Assisted dying is illegal in NSW.
Victoria is the only state in Australia to have legalised it but there is pre-qualifying condition of residency for 12 months.
Ms Cohen managed to qualify for a treatment early this year but is determined to access an assisted death overseas if her health deteriorates and her quality of life significantly declines.
"I've had a great six years since diagnosis and have been extremely lucky with the treatment options available but I'm also aware that these treatment options are narrowing," she said.
"I don't know what is going to happen to me but I don't want to leave the end of my life to chance.
"If there is something I can do to empower myself to have the best death I can possibly have I will do that.
"Although I'm highly unlikely to see change in NSW before I die I hope that my story will help assisted dying to become a legitimate end of life option one day."
Ms Cohen was diagnosed with lung cancer in 2013 during a routine X-ray to find out why she wasn't recovering from a bout of the flu.
She was working as the manager of Sea Acres Rainforest Centre in Port Macquarie at the time.
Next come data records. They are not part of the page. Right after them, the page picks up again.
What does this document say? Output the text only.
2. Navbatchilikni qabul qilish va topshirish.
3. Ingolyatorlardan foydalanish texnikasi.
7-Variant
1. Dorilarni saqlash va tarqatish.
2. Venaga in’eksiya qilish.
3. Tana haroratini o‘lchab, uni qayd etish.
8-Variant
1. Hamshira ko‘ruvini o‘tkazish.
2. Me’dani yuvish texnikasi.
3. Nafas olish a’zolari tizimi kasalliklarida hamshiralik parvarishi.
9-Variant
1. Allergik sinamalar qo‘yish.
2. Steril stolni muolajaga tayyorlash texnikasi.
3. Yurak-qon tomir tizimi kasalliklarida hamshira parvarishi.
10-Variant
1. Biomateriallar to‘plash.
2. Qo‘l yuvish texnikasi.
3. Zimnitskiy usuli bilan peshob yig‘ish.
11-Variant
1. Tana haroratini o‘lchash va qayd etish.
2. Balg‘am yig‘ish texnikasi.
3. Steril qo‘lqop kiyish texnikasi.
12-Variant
Fit and supposedly healthy.
There are Australians who do not die a good death, they die in extreme physical pain that cannot be resolved by palliation.
- Janet Cohen
"What was going through my mind was here I am a healthy, non-smoker, why is it happening," she said.
"Life is messy.
"We like to think we are in control of our lives and to a certain degree we are because we have the ability to make choices in our lives but ultimately we are not in control and stuff happens that we don't necessarily want to happen."'
She acknowledges suffering is part of life.
"If you go through life without being wounded in some way that would be unbelievable," she said.
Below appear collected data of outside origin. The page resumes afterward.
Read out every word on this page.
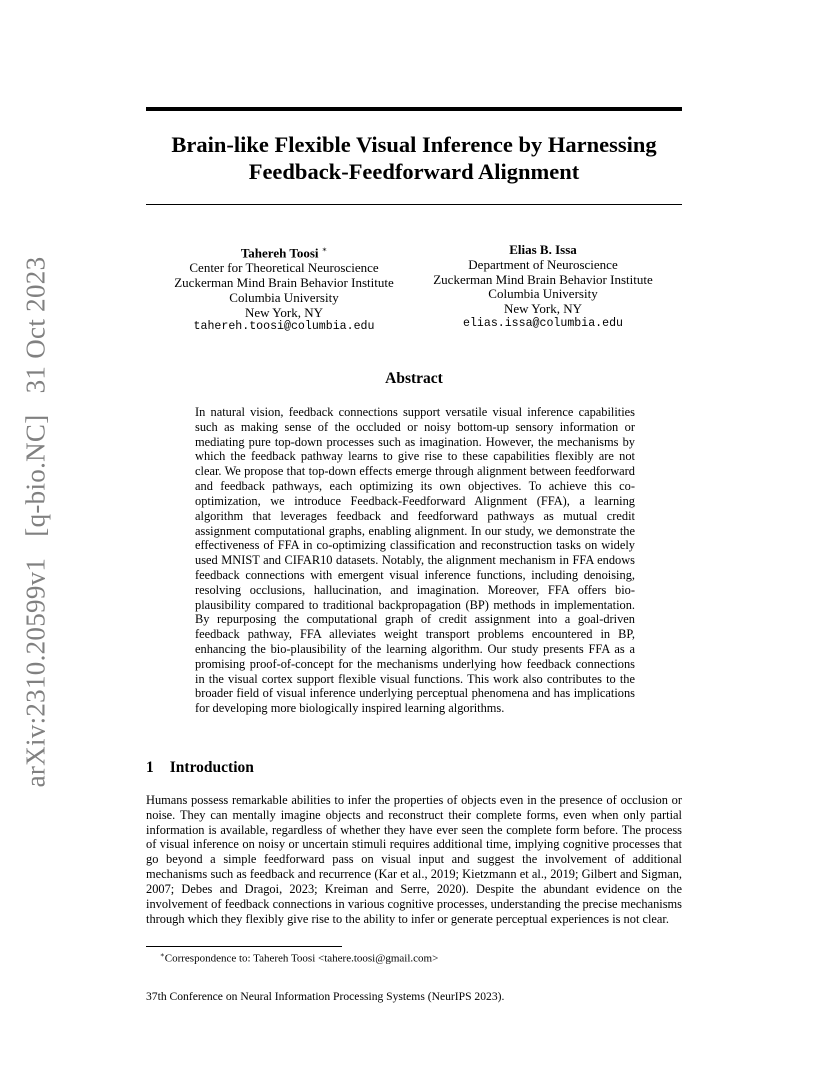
arXiv:2310.20599v1 [q-bio.NC] 31 Oct 2023
Brain-like Flexible Visual Inference by Harnessing
Feedback-Feedforward Alignment
Tahereh Toosi ∗
Center for Theoretical Neuroscience
Zuckerman Mind Brain Behavior Institute
Columbia University
New York, NY
tahereh.toosi@columbia.edu
Elias B. Issa
Department of Neuroscience
Zuckerman Mind Brain Behavior Institute
Columbia University
New York, NY
elias.issa@columbia.edu
Abstract
In natural vision, feedback connections support versatile visual inference capabilities such as making sense of the occluded or noisy bottom-up sensory information or mediating pure top-down processes such as imagination. However, the mechanisms by which the feedback pathway learns to give rise to these capabilities flexibly are not clear. We propose that top-down effects emerge through alignment between feedforward and feedback pathways, each optimizing its own objectives. To achieve this co-optimization, we introduce Feedback-Feedforward Alignment (FFA), a learning algorithm that leverages feedback and feedforward pathways as mutual credit assignment computational graphs, enabling alignment. In our study, we demonstrate the effectiveness of FFA in co-optimizing classification and reconstruction tasks on widely used MNIST and CIFAR10 datasets. Notably, the alignment mechanism in FFA endows feedback connections with emergent visual inference functions, including denoising, resolving occlusions, hallucination, and imagination. Moreover, FFA offers bio-plausibility compared to traditional backpropagation (BP) methods in implementation. By repurposing the computational graph of credit assignment into a goal-driven feedback pathway, FFA alleviates weight transport problems encountered in BP, enhancing the bio-plausibility of the learning algorithm. Our study presents FFA as a promising proof-of-concept for the mechanisms underlying how feedback connections in the visual cortex support flexible visual functions. This work also contributes to the broader field of visual inference underlying perceptual phenomena and has implications for developing more biologically inspired learning algorithms.
1 Introduction
Humans possess remarkable abilities to infer the properties of objects even in the presence of occlusion or noise. They can mentally imagine objects and reconstruct their complete forms, even when only partial information is available, regardless of whether they have ever seen the complete form before. The process of visual inference on noisy or uncertain stimuli requires additional time, implying cognitive processes that go beyond a simple feedforward pass on visual input and suggest the involvement of additional mechanisms such as feedback and recurrence (Kar et al., 2019; Kietzmann et al., 2019; Gilbert and Sigman, 2007; Debes and Dragoi, 2023; Kreiman and Serre, 2020). Despite the abundant evidence on the involvement of feedback connections in various cognitive processes, understanding the precise mechanisms through which they flexibly give rise to the ability to infer or generate perceptual experiences is not clear.
∗Correspondence to: Tahereh Toosi <tahere.toosi@gmail.com>
37th Conference on Neural Information Processing Systems (NeurIPS 2023).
But she says some of the suffering that some terminally ill people go through at the end of their life is "unnecessary, pointless and damaging for many years for their family and friends".
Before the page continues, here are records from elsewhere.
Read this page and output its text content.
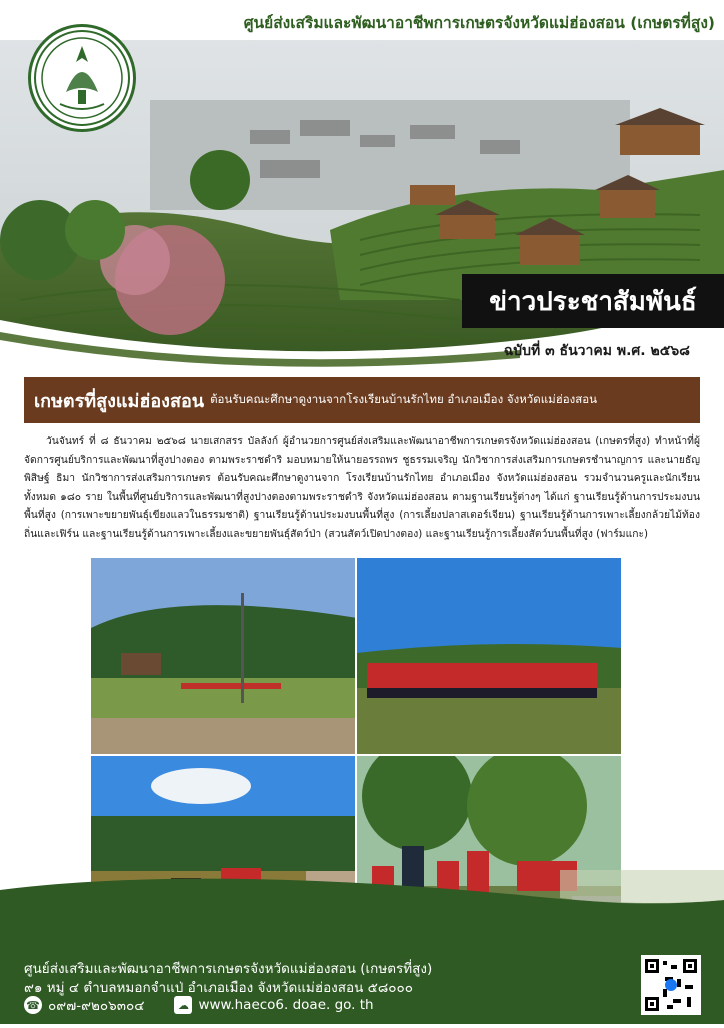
ศูนย์ส่งเสริมและพัฒนาอาชีพการเกษตรจังหวัดแม่ฮ่องสอน (เกษตรที่สูง)
ข่าวประชาสัมพันธ์
ฉบับที่ ๓ ธันวาคม พ.ศ. ๒๕๖๘
เกษตรที่สูงแม่ฮ่องสอน ต้อนรับคณะศึกษาดูงานจากโรงเรียนบ้านรักไทย อำเภอเมือง จังหวัดแม่ฮ่องสอน
วันจันทร์ ที่ ๘ ธันวาคม ๒๕๖๘ นายเสกสรร บัลลังก์ ผู้อำนวยการศูนย์ส่งเสริมและพัฒนาอาชีพการเกษตรจังหวัดแม่ฮ่องสอน (เกษตรที่สูง) ทำหน้าที่ผู้จัดการศูนย์บริการและพัฒนาที่สูงปางตอง ตามพระราชดำริ มอบหมายให้นายอรรถพร ชูธรรมเจริญ นักวิชาการส่งเสริมการเกษตรชำนาญการ และนายธัญพิสิษฐ์ ธิมา นักวิชาการส่งเสริมการเกษตร ต้อนรับคณะศึกษาดูงานจาก โรงเรียนบ้านรักไทย อำเภอเมือง จังหวัดแม่ฮ่องสอน รวมจำนวนครูและนักเรียน ทั้งหมด ๑๘๐ ราย ในพื้นที่ศูนย์บริการและพัฒนาที่สูงปางตองตามพระราชดำริ จังหวัดแม่ฮ่องสอน ตามฐานเรียนรู้ต่างๆ ได้แก่ ฐานเรียนรู้ด้านการประมงบนพื้นที่สูง (การเพาะขยายพันธุ์เขียงแลวในธรรมชาติ) ฐานเรียนรู้ด้านประมงบนพื้นที่สูง (การเลี้ยงปลาสเตอร์เจียน) ฐานเรียนรู้ด้านการเพาะเลี้ยงกล้วยไม้ท้องถิ่นและเฟิร์น และฐานเรียนรู้ด้านการเพาะเลี้ยงและขยายพันธุ์สัตว์ป่า (สวนสัตว์เปิดปางตอง) และฐานเรียนรู้การเลี้ยงสัตว์บนพื้นที่สูง (ฟาร์มแกะ)
ศูนย์ส่งเสริมและพัฒนาอาชีพการเกษตรจังหวัดแม่ฮ่องสอน (เกษตรที่สูง)
๙๑ หมู่ ๔ ตำบลหมอกจำแป่ อำเภอเมือง จังหวัดแม่ฮ่องสอน ๕๘๐๐๐
☎ ๐๙๗-๙๒๐๖๓๐๔	☁ www.haeco6. doae. go. th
She is adamant assisted dying should be an option in NSW.
"There are Australians who do not die a good death, they die in extreme physical pain that cannot be resolved by palliation," she said.
"As far as I'm concerned it should not be an either/or in terms of improving palliative care or voluntary assisted dying.
"It should be part of the palliative care system, there should be a suite of options you should have access to if you are dying."
She rejects the notion that assisted dying legislation could lead to elder abuse or an increase in suicide.
Ms Cohen said legislation would have enough "checks and balances" to ensure it would only be an option for the terminally ill.
"It is absolutely clear there are so many checks and balances in the legislation that specify you have to have a terminal illness, a certain period of time to live and you have to be diagnosed and assessed by professionals."
Ms Cohen becomes visibly upset when asked what she would say to NSW MPs.
"My message to legislators is the longer they leave it the more Australians there are dying in unnecessary pain and in a very undignified way," she said.
"Parliament is clearly ignoring the views of voters on this issue."
She urges politicians to be brave and consider the views of voters.
"There are people out there in the community who are fighting the battle of our lives, not a skirmish in parliament" she said.
"This issue shouldn't be the realm of party politics."
In 2017 a cross-party bill to legalise voluntary assisted dying failed to pass the New South Wales' Upper House by a single vote.
The bill would have allowed terminally ill patients over the age of 25 to end their own lives with the help of doctors.
Members of parliament were given a conscience vote on the issue.
The Premier Gladys Berejiklian has ruled out any conscience votes this parliamentary term after the bitter debate over abortion law reform threatened to derail her leadership.
Dying with Dignity last week wrote to several state MPs asking them to revive the former NSW Parliamentary Working Group on Assisted Dying and meet with terminally ill members of the community.
The advocacy group has been pushing for legislation allowing terminally ill people the choice of a medically assisted death.
The Port News contacted Port Macquarie MP Leslie Williams for comment. She was unavailable.